Increasingly, the model for drug development has the pharmaceutical industry devoting a large portion of its spending for late-stage clinical trials as opposed to drug discovery research. The large pharmaceutical companies have largely abdicated the role of early stage research and development to smaller companies that often serve as the bridge between academic research and the market. These smaller companies, in turn, then develop relationships (either through partnerships or acquisitions) with larger companies once they have proven they have a viable product. However, these smaller firms, with limited resources and capital, face considerable risk and increasing pressures to generate promising results in short time frames from impatient markets. The model currently creates little incentive for investors to put capital into companies who are engaged in research that may be innovative, but has a higher risk of failure.

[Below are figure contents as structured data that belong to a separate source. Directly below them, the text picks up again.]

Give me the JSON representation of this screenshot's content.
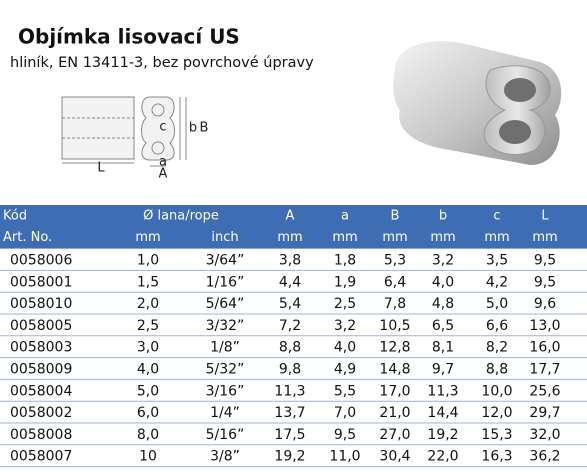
{
  "header": {
    "title": "Objímka lisovací US",
    "subtitle": "hliník, EN 13411-3, bez povrchové úpravy"
  },
  "diagram": {
    "labels": [
      "c",
      "b",
      "B",
      "L",
      "a",
      "A"
    ]
  },
  "table": {
    "header_row1": [
      "Kód",
      "Ø lana/rope",
      "A",
      "a",
      "B",
      "b",
      "c",
      "L"
    ],
    "header_row2": [
      "Art. No.",
      "mm",
      "inch",
      "mm",
      "mm",
      "mm",
      "mm",
      "mm",
      "mm"
    ],
    "rows": [
      [
        "0058006",
        "1,0",
        "3/64”",
        "3,8",
        "1,8",
        "5,3",
        "3,2",
        "3,5",
        "9,5"
      ],
      [
        "0058001",
        "1,5",
        "1/16”",
        "4,4",
        "1,9",
        "6,4",
        "4,0",
        "4,2",
        "9,5"
      ],
      [
        "0058010",
        "2,0",
        "5/64”",
        "5,4",
        "2,5",
        "7,8",
        "4,8",
        "5,0",
        "9,6"
      ],
      [
        "0058005",
        "2,5",
        "3/32”",
        "7,2",
        "3,2",
        "10,5",
        "6,5",
        "6,6",
        "13,0"
      ],
      [
        "0058003",
        "3,0",
        "1/8”",
        "8,8",
        "4,0",
        "12,8",
        "8,1",
        "8,2",
        "16,0"
      ],
      [
        "0058009",
        "4,0",
        "5/32”",
        "9,8",
        "4,9",
        "14,8",
        "9,7",
        "8,8",
        "17,7"
      ],
      [
        "0058004",
        "5,0",
        "3/16”",
        "11,3",
        "5,5",
        "17,0",
        "11,3",
        "10,0",
        "25,6"
      ],
      [
        "0058002",
        "6,0",
        "1/4”",
        "13,7",
        "7,0",
        "21,0",
        "14,4",
        "12,0",
        "29,7"
      ],
      [
        "0058008",
        "8,0",
        "5/16”",
        "17,5",
        "9,5",
        "27,0",
        "19,2",
        "15,3",
        "32,0"
      ],
      [
        "0058007",
        "10",
        "3/8”",
        "19,2",
        "11,0",
        "30,4",
        "22,0",
        "16,3",
        "36,2"
      ]
    ]
  }
}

The analysis also reveals that health services research represents a fraction of the nation’s $2 trillion in annual health care spending. This research – which is funded by foundations and federal agencies such as the Agency for Healthcare Research and Quality, the Centers for Disease Control and Prevention, NIH, and the Center for Medicare and Medicaid Services – is intended to improve health care quality and access and control costs by examining the impact of financial, social, technological, and organizational factors on public health.

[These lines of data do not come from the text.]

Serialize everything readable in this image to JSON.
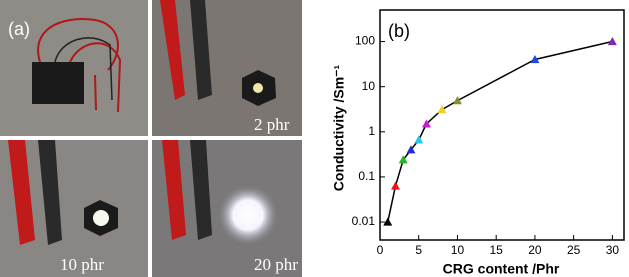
{
  "photo_panel": {
    "label": "(a)",
    "captions": [
      "2 phr",
      "10 phr",
      "20 phr"
    ]
  },
  "chart_data": {
    "type": "scatter",
    "label": "(b)",
    "xlabel": "CRG content /Phr",
    "ylabel": "Conductivity /Sm⁻¹",
    "x": [
      1,
      2,
      3,
      4,
      5,
      6,
      8,
      10,
      20,
      30
    ],
    "values": [
      0.01,
      0.063,
      0.24,
      0.4,
      0.66,
      1.5,
      3.1,
      4.9,
      40,
      100
    ],
    "point_colors": [
      "#000000",
      "#e8141c",
      "#28b428",
      "#1e2fd8",
      "#21c6e8",
      "#c81ec8",
      "#e8d21e",
      "#8c8c28",
      "#1e4ad8",
      "#7a2ab4"
    ],
    "line_color": "#000000",
    "xlim": [
      0,
      31.5
    ],
    "xticks": [
      0,
      5,
      10,
      15,
      20,
      25,
      30
    ],
    "ylim": [
      0.004,
      500
    ],
    "yticks": [
      0.01,
      0.1,
      1,
      10,
      100
    ],
    "log_y": true
  }
}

The study’s authors contend that, in the context of the ongoing national debate over how to control growth in health expenditures, which now exceed $2.3 trillion in the U.S., and impending legislation in Congress that will dramatically increase the number of people with health insurance, spending on health services research, which was $2.2 billion in 2008, is inadequate.

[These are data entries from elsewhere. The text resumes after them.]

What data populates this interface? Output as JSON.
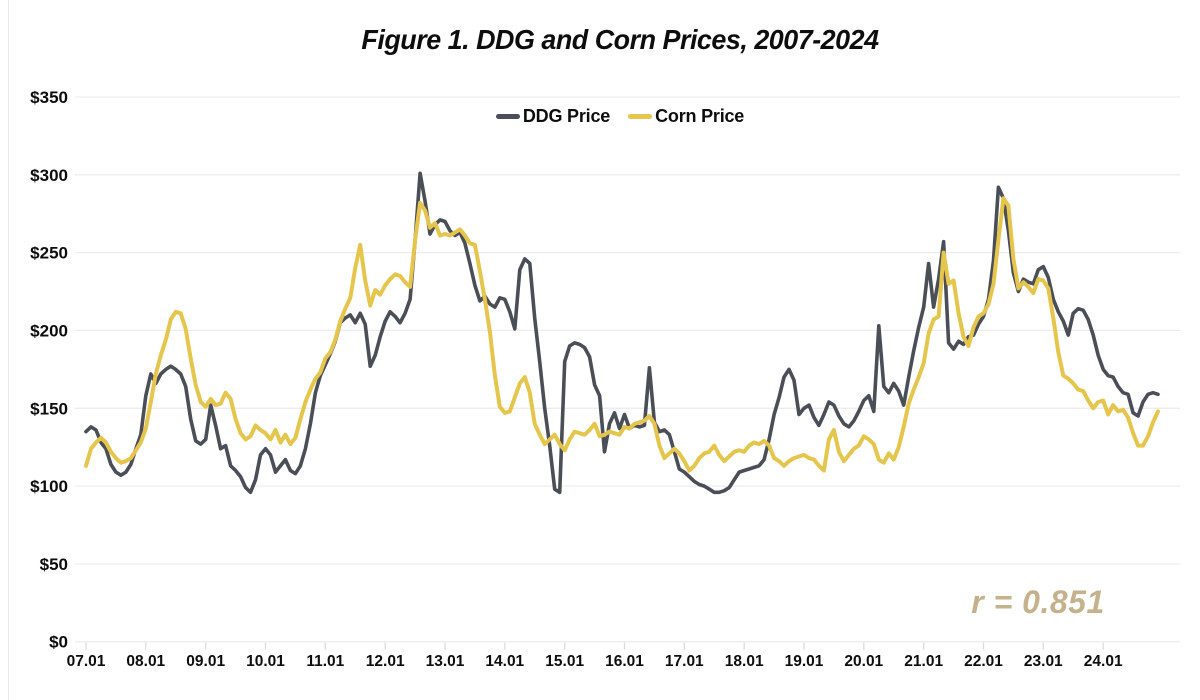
{
  "page_title": "Figure 1. DDG and Corn Prices, 2007-2024",
  "chart_data": {
    "type": "line",
    "title": "Figure 1. DDG and Corn Prices, 2007-2024",
    "xlabel": "",
    "ylabel": "",
    "x_start": "2007-01",
    "x_end": "2024-12",
    "points_per_year": 12,
    "x_tick_labels": [
      "07.01",
      "08.01",
      "09.01",
      "10.01",
      "11.01",
      "12.01",
      "13.01",
      "14.01",
      "15.01",
      "16.01",
      "17.01",
      "18.01",
      "19.01",
      "20.01",
      "21.01",
      "22.01",
      "23.01",
      "24.01"
    ],
    "y_tick_labels": [
      "$0",
      "$50",
      "$100",
      "$150",
      "$200",
      "$250",
      "$300",
      "$350"
    ],
    "y_ticks": [
      0,
      50,
      100,
      150,
      200,
      250,
      300,
      350
    ],
    "ylim": [
      0,
      350
    ],
    "grid": "horizontal",
    "grid_color": "#ededed",
    "tick_color": "#dcdcdc",
    "legend_position": "top-center",
    "annotation": {
      "text": "r = 0.851",
      "color": "#c5b28c"
    },
    "series": [
      {
        "name": "DDG Price",
        "color": "#4a4e56",
        "stroke_width": 3.6,
        "values": [
          135,
          138,
          136,
          128,
          124,
          114,
          109,
          107,
          109,
          114,
          124,
          133,
          158,
          172,
          166,
          172,
          175,
          177,
          175,
          172,
          164,
          143,
          129,
          127,
          130,
          152,
          139,
          124,
          126,
          113,
          110,
          106,
          99,
          96,
          104,
          120,
          124,
          120,
          109,
          113,
          117,
          110,
          108,
          113,
          124,
          140,
          160,
          171,
          178,
          185,
          193,
          205,
          208,
          210,
          205,
          211,
          204,
          177,
          184,
          196,
          206,
          212,
          209,
          205,
          211,
          220,
          258,
          301,
          283,
          262,
          268,
          271,
          270,
          264,
          261,
          263,
          256,
          243,
          229,
          219,
          222,
          217,
          215,
          221,
          220,
          212,
          201,
          239,
          246,
          243,
          208,
          180,
          150,
          126,
          98,
          96,
          180,
          190,
          192,
          191,
          189,
          183,
          165,
          158,
          122,
          140,
          147,
          137,
          146,
          137,
          139,
          138,
          139,
          176,
          141,
          135,
          136,
          133,
          122,
          111,
          109,
          106,
          103,
          101,
          100,
          98,
          96,
          96,
          97,
          99,
          104,
          109,
          110,
          111,
          112,
          113,
          117,
          130,
          146,
          157,
          170,
          175,
          168,
          146,
          150,
          152,
          144,
          139,
          146,
          154,
          152,
          145,
          140,
          138,
          142,
          148,
          155,
          158,
          148,
          203,
          164,
          160,
          166,
          161,
          152,
          170,
          187,
          202,
          215,
          243,
          215,
          233,
          257,
          192,
          188,
          193,
          191,
          196,
          197,
          204,
          209,
          220,
          245,
          292,
          285,
          264,
          237,
          225,
          233,
          231,
          230,
          239,
          241,
          234,
          220,
          212,
          206,
          197,
          211,
          214,
          213,
          207,
          197,
          184,
          175,
          171,
          170,
          164,
          160,
          159,
          147,
          145,
          154,
          159,
          160,
          159
        ]
      },
      {
        "name": "Corn Price",
        "color": "#e6c54d",
        "stroke_width": 4,
        "values": [
          113,
          124,
          128,
          131,
          128,
          122,
          118,
          115,
          116,
          118,
          123,
          128,
          137,
          154,
          172,
          184,
          194,
          207,
          212,
          211,
          201,
          182,
          165,
          154,
          151,
          156,
          152,
          153,
          160,
          156,
          143,
          134,
          130,
          132,
          139,
          136,
          134,
          130,
          136,
          128,
          133,
          127,
          131,
          143,
          154,
          162,
          169,
          173,
          182,
          186,
          194,
          206,
          214,
          221,
          240,
          255,
          232,
          216,
          226,
          223,
          229,
          233,
          236,
          235,
          231,
          228,
          258,
          282,
          277,
          266,
          269,
          261,
          262,
          261,
          263,
          265,
          261,
          256,
          255,
          238,
          220,
          199,
          171,
          151,
          147,
          148,
          157,
          166,
          170,
          160,
          140,
          133,
          127,
          130,
          133,
          127,
          123,
          130,
          135,
          134,
          133,
          136,
          140,
          132,
          133,
          135,
          134,
          133,
          138,
          137,
          140,
          141,
          142,
          145,
          140,
          126,
          118,
          121,
          124,
          121,
          116,
          110,
          113,
          118,
          121,
          122,
          126,
          120,
          116,
          119,
          122,
          123,
          122,
          126,
          128,
          127,
          129,
          126,
          118,
          116,
          113,
          116,
          118,
          119,
          120,
          118,
          117,
          113,
          110,
          130,
          136,
          122,
          116,
          120,
          124,
          126,
          132,
          130,
          127,
          117,
          115,
          121,
          117,
          125,
          138,
          153,
          162,
          170,
          179,
          198,
          207,
          209,
          250,
          230,
          232,
          211,
          196,
          190,
          202,
          209,
          211,
          217,
          230,
          258,
          285,
          280,
          246,
          227,
          231,
          228,
          224,
          233,
          232,
          227,
          208,
          186,
          171,
          169,
          166,
          162,
          161,
          155,
          150,
          154,
          155,
          146,
          152,
          148,
          149,
          144,
          134,
          126,
          126,
          132,
          141,
          148
        ]
      }
    ]
  }
}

“We spend almost $5 for every $100 in national health expenditures on biomedical research, but we spend less than a dime on ensuring those treatments, reach the right people and the right time,” said Dorsey. “Given the massive changes in health care that may occur in the very near future, we need to dedicate more resources to understand the most effective and efficient ways of delivering care.”
Industry – pharmaceutical, biotechnology, and medical device firms – supplies the largest proportion of total research spending at 58%, followed by the federal government at 33%. Industry research and development funding increased by 25% between 2003 and 2007 with growth in research activity by medical device (59%) and biotechnology companies (41%) significantly outpacing pharmaceutical companies (14%).
The study found that funding from the National Institutes of Health – which is by far the single largest supporter of biomedical research – decreased by 12% between 2003 and 2008 when adjusted for inflation. Total federal funding for biomedical research increased by 0.7% over the period, that is in contrast to the period between 1994 and 2003 when federal research funding increased by 100%.
Additional authors include: Christopher Beck, Ph.D., Jason Reminick, Benjamin George, Zachary White-Stellato all with the University of Rochester; Jason de Roulet, M.D. with University Hospitals Case Medical Center; Joel Thompson, M.P.H. with the University of Buffalo School of Medicine and Biomedical Sciences; and Hamilton Moses III, M.D and Ashley Thai with Johns Hopkins University School of Medicine. Moses is also with the Alerion Institute. The study was funded with support from the National Center for Research Resources, part of the National Institutes of Health.